Le sommet doit officiellement mettre l'accent sur l'économie, avec comme slogan "le numérique comme vecteur de développement"."Il est de notre ressort de mener la bataille pour l'emploi des jeunes dans notre espace", a dit Mme Mishikiwabo, dont les projets sont aussi axés sur l'entreprenariat féminin.
Le sommet de l'OIF -- fondée en 1970 -- coïncide avec la phase finale de la COP27 sur le climat en Egypte et fait suite à une réunion du G20 en Indonésie dominée par la guerre en Ukraine, pays observateur au sein de l'OIF.
- "Résultats tangibles" -
La cheffe de l'OIF n'a pas mentionné ce conflit dans son discours, mais le président français Emmanuel Macron, présent au sommet, a dit vouloir en discuter avec les autres dirigeants, selon son entourage.
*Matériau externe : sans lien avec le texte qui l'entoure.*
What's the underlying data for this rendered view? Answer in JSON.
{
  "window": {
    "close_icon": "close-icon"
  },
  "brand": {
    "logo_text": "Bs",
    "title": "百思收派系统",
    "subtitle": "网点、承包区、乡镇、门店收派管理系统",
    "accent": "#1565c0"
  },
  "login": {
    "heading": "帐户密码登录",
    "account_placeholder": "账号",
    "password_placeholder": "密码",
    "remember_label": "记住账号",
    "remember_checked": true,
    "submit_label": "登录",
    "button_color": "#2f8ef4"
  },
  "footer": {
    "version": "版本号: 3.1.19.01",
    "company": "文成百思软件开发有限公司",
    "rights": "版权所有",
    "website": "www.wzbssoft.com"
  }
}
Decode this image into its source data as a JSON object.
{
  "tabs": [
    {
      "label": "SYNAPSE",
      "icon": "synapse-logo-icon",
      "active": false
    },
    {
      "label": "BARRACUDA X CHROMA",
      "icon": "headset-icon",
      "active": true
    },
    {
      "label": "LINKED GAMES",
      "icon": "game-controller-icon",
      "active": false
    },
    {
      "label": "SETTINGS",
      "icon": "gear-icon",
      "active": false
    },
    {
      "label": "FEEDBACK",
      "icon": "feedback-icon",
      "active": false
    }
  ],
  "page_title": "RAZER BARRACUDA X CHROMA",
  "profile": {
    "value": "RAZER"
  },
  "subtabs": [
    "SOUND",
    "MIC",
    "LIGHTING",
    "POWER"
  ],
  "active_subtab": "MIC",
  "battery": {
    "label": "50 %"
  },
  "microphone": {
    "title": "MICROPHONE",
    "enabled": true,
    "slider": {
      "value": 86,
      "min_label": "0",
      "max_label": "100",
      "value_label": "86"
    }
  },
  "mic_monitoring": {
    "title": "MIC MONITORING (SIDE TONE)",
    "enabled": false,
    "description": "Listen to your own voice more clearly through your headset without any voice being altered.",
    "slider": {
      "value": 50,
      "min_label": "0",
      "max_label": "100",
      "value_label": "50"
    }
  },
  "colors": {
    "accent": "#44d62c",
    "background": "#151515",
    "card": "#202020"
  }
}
Sur ce dossier, un fossé s'est creusé entre les pays d'Afrique regrettant un manque de solidarité internationale avec le continent, face à des Occidentaux très mobilisés en revanche pour venir en aide à l'Ukraine.
Kais Saied, le président de la Tunisie, qui accueille ce sommet seize mois après son coup de force en juillet 2021, a émis le souhait de voir la réunion apporter des "résultats tangibles et effectifs" face "aux bouleversements que connaît le monde".
Faisant allusion aux fractures grandissantes entre pays pauvres et Etats développés siégeant au sein de l'OIF, le président Saied a appelé à "rêver d'un monde meilleur pour l'humanité toute entière, pour un développement universel fondé sur la justice et la liberté".
Lors d'une conférence de presse à Tunis, le Front de salut national, qui regroupe ses principaux opposants, a regretté que la Tunisie "accueille le sommet alors que ses institutions sont dépourvues de légitimité".
- "Ronron des sommets" -
Au nom de la France, Emmanuel Macron a prôné une "Francophonie d'action" loin du "ronron des sommets".Il a eu une entrevue avec le président Saied, à l'issue de laquelle la France a annoncé un prêt de 200 millions d'euros à la Tunisie, pour soutenir son économie chancelante.
Rappelant que la Tunisie, "comme de nombreux pays de la région, dépendait beaucoup des céréales ukrainiennes et russes", M. Macron a souligné que "des financements ont été apportés" pour l'aider à s'approvisionner en blé.
Outre M. Macron, d'autres dirigeants comme le Canadien Justin Trudeau, le président du Conseil européen Charles Michel ou le Sénégalais Macky Sall sont à Djerba.
En revanche, le président de République démocratique du Congo, Felix Tshisekedi, a préféré rester dans son pays en plein conflit dans l'Est avec les rebelles du M23.Et son Premier ministre, Jean-Michel Sama Lukonde, a refusé de poser sur la photo de famille à côté du président rwandais Paul Kagame pour "manifester la totale désapprobation du gouvernement contre l'agression rwandaise", a-t-il dit sur Twitter.
De son côté, Nikol Pachinian, le Premier ministre de l'Arménie et président sortant de la Francophonie, a mis à profit son discours pour dénoncer les "pressions injustifiées et non provoquées" de la part de l'Azerbaïdjan, son voisin.
Il a appelé la communauté internationale à condamner "l'occupation de parties du territoire arménien" et exiger "le retour des forces azerbaïdjanaises sur leurs positions antérieures".
La réélection pour quatre ans de la secrétaire générale de l'OIF, seule en lice, est aussi au menu de la rencontre jusqu'à dimanche entre représentants de cet espace de 321 millions de francophones, appelés à devenir 750 millions en 2050, grâce à l'Afrique.